1. Everyday natural matte blush
2. Everyday natural blush that has shimmer in it
3. Natural creme blush
4. Any blush that you guys love and suggest I should try that will go w/ my skin tone

Additionally, although we're all Mac lovers here... in general do you guys prefer/recommend Nars Blushes over Mac?
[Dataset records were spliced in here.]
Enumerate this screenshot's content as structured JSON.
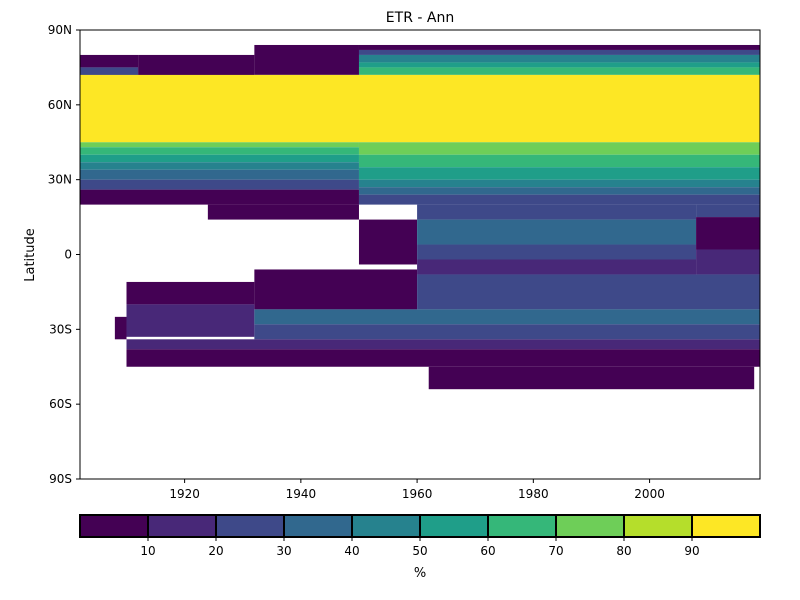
{
  "chart_data": {
    "type": "heatmap",
    "title": "ETR - Ann",
    "xlabel": "",
    "ylabel": "Latitude",
    "xlim": [
      1902,
      2019
    ],
    "ylim": [
      -90,
      90
    ],
    "x_ticks": [
      1920,
      1940,
      1960,
      1980,
      2000
    ],
    "x_tick_labels": [
      "1920",
      "1940",
      "1960",
      "1980",
      "2000"
    ],
    "y_ticks": [
      90,
      60,
      30,
      0,
      -30,
      -60,
      -90
    ],
    "y_tick_labels": [
      "90N",
      "60N",
      "30N",
      "0",
      "30S",
      "60S",
      "90S"
    ],
    "grid": false,
    "colorbar": {
      "label": "%",
      "orientation": "horizontal",
      "range": [
        0,
        100
      ],
      "bins": [
        {
          "from": 0,
          "to": 10,
          "color": "#440154"
        },
        {
          "from": 10,
          "to": 20,
          "color": "#482878"
        },
        {
          "from": 20,
          "to": 30,
          "color": "#3e4989"
        },
        {
          "from": 30,
          "to": 40,
          "color": "#31688e"
        },
        {
          "from": 40,
          "to": 50,
          "color": "#26828e"
        },
        {
          "from": 50,
          "to": 60,
          "color": "#1f9e89"
        },
        {
          "from": 60,
          "to": 70,
          "color": "#35b779"
        },
        {
          "from": 70,
          "to": 80,
          "color": "#6ece58"
        },
        {
          "from": 80,
          "to": 90,
          "color": "#b5de2b"
        },
        {
          "from": 90,
          "to": 100,
          "color": "#fde725"
        }
      ],
      "ticks": [
        10,
        20,
        30,
        40,
        50,
        60,
        70,
        80,
        90
      ],
      "tick_labels": [
        "10",
        "20",
        "30",
        "40",
        "50",
        "60",
        "70",
        "80",
        "90"
      ]
    },
    "regions": [
      {
        "x": [
          1902,
          1912
        ],
        "y": [
          75,
          80
        ],
        "value": 5
      },
      {
        "x": [
          1902,
          1912
        ],
        "y": [
          70,
          75
        ],
        "value": 25
      },
      {
        "x": [
          1912,
          1932
        ],
        "y": [
          70,
          80
        ],
        "value": 5
      },
      {
        "x": [
          1932,
          1950
        ],
        "y": [
          72,
          84
        ],
        "value": 5
      },
      {
        "x": [
          1950,
          2019
        ],
        "y": [
          82,
          84
        ],
        "value": 5
      },
      {
        "x": [
          1950,
          2019
        ],
        "y": [
          80,
          82
        ],
        "value": 25
      },
      {
        "x": [
          1950,
          2019
        ],
        "y": [
          77,
          80
        ],
        "value": 45
      },
      {
        "x": [
          1950,
          2019
        ],
        "y": [
          75,
          77
        ],
        "value": 55
      },
      {
        "x": [
          1950,
          2019
        ],
        "y": [
          72,
          75
        ],
        "value": 65
      },
      {
        "x": [
          1902,
          2019
        ],
        "y": [
          45,
          72
        ],
        "value": 95
      },
      {
        "x": [
          1902,
          1950
        ],
        "y": [
          43,
          45
        ],
        "value": 75
      },
      {
        "x": [
          1902,
          1950
        ],
        "y": [
          40,
          43
        ],
        "value": 65
      },
      {
        "x": [
          1902,
          1950
        ],
        "y": [
          37,
          40
        ],
        "value": 55
      },
      {
        "x": [
          1902,
          1950
        ],
        "y": [
          34,
          37
        ],
        "value": 45
      },
      {
        "x": [
          1902,
          1950
        ],
        "y": [
          30,
          34
        ],
        "value": 35
      },
      {
        "x": [
          1902,
          1950
        ],
        "y": [
          26,
          30
        ],
        "value": 25
      },
      {
        "x": [
          1902,
          1950
        ],
        "y": [
          20,
          26
        ],
        "value": 5
      },
      {
        "x": [
          1950,
          2019
        ],
        "y": [
          40,
          45
        ],
        "value": 75
      },
      {
        "x": [
          1950,
          2019
        ],
        "y": [
          35,
          40
        ],
        "value": 65
      },
      {
        "x": [
          1950,
          2019
        ],
        "y": [
          30,
          35
        ],
        "value": 55
      },
      {
        "x": [
          1950,
          2019
        ],
        "y": [
          27,
          30
        ],
        "value": 45
      },
      {
        "x": [
          1950,
          2019
        ],
        "y": [
          24,
          27
        ],
        "value": 35
      },
      {
        "x": [
          1950,
          2019
        ],
        "y": [
          20,
          24
        ],
        "value": 25
      },
      {
        "x": [
          1924,
          1950
        ],
        "y": [
          14,
          20
        ],
        "value": 5
      },
      {
        "x": [
          1950,
          1960
        ],
        "y": [
          -4,
          14
        ],
        "value": 5
      },
      {
        "x": [
          1960,
          2008
        ],
        "y": [
          14,
          20
        ],
        "value": 25
      },
      {
        "x": [
          1960,
          2008
        ],
        "y": [
          4,
          14
        ],
        "value": 35
      },
      {
        "x": [
          1960,
          2008
        ],
        "y": [
          -2,
          4
        ],
        "value": 25
      },
      {
        "x": [
          1960,
          2008
        ],
        "y": [
          -8,
          -2
        ],
        "value": 15
      },
      {
        "x": [
          2008,
          2019
        ],
        "y": [
          15,
          20
        ],
        "value": 25
      },
      {
        "x": [
          2008,
          2019
        ],
        "y": [
          2,
          15
        ],
        "value": 5
      },
      {
        "x": [
          2008,
          2019
        ],
        "y": [
          -8,
          2
        ],
        "value": 15
      },
      {
        "x": [
          1932,
          1960
        ],
        "y": [
          -22,
          -6
        ],
        "value": 5
      },
      {
        "x": [
          1960,
          2019
        ],
        "y": [
          -22,
          -8
        ],
        "value": 25
      },
      {
        "x": [
          1910,
          1932
        ],
        "y": [
          -20,
          -11
        ],
        "value": 5
      },
      {
        "x": [
          1910,
          1932
        ],
        "y": [
          -33,
          -20
        ],
        "value": 15
      },
      {
        "x": [
          1908,
          1910
        ],
        "y": [
          -34,
          -25
        ],
        "value": 5
      },
      {
        "x": [
          1932,
          2019
        ],
        "y": [
          -28,
          -22
        ],
        "value": 35
      },
      {
        "x": [
          1932,
          2019
        ],
        "y": [
          -34,
          -28
        ],
        "value": 25
      },
      {
        "x": [
          1910,
          2019
        ],
        "y": [
          -38,
          -34
        ],
        "value": 15
      },
      {
        "x": [
          1910,
          2019
        ],
        "y": [
          -45,
          -38
        ],
        "value": 5
      },
      {
        "x": [
          1962,
          2018
        ],
        "y": [
          -54,
          -45
        ],
        "value": 5
      }
    ]
  }
}
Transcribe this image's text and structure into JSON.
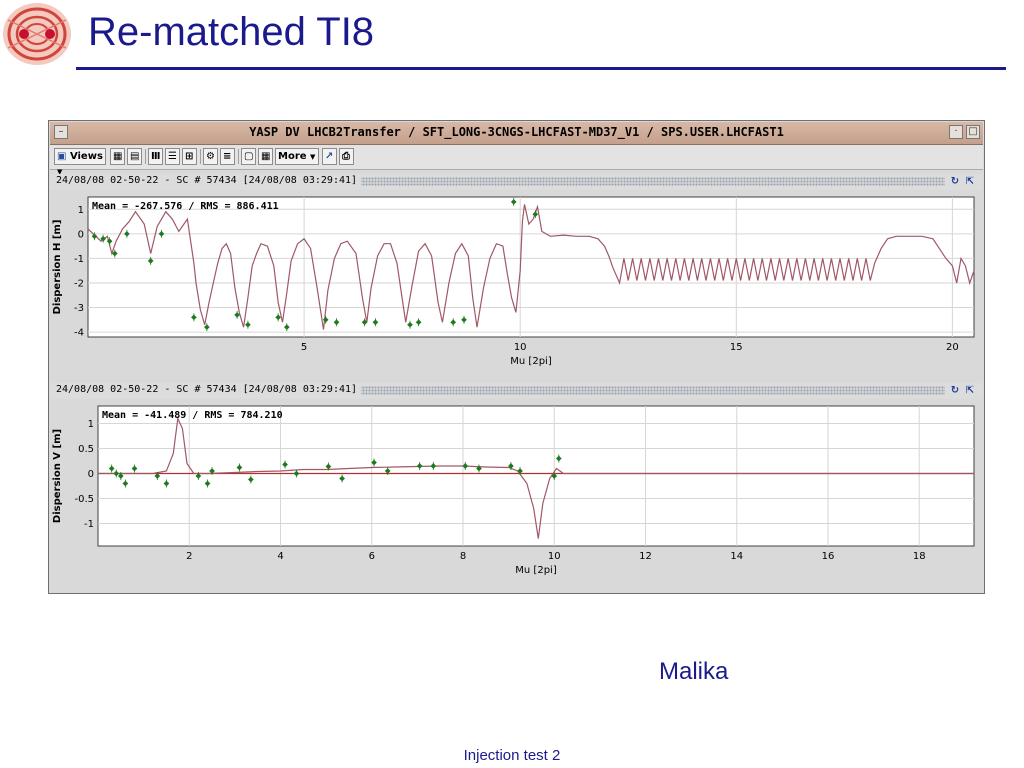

Quality, pigmentation, for creame blushes etc... And if so, any Nars recommendations on any of the four topics above? 

THANKS!


----------



## iluvmac (Sep 21, 2009)

My suggestions (all Mac):
1. Prism
2. Sunbasque or Peachtwist
3. Ladyblush
4. Melba (peach), Dollymix (bright pink)

Hope that helped!


----------



## cocodivatime (Sep 21, 2009)

I will co-sign on Prism for a natural matte blush.  Very pretty


----------



## MizzVivaGlam (Sep 21, 2009)

Sunbasque or Peachtwist for pretty shimmer
Dollymix is a beautiful pink
Blunt for a contour
Peaches Or Melba for everyday


----------



## jenixxx (Sep 22, 2009)

I love Sincerely and Gingerly


----------



## j4lyphe (Sep 23, 2009)

I would say NARS Torrid (peachy pink with fine shimmer), Outlaw, Desire, Mata Hari, Taos, Gina, Gilda, Lovejoy...I think with ur complexion u could wear almost any colour
	

	
	
		
		

		
		
	


	




 Just go to Sephora and try them on and see which ones u like, also u can check out the Beauty of Color forum...they have tons of posts about blushes for ur skintone


----------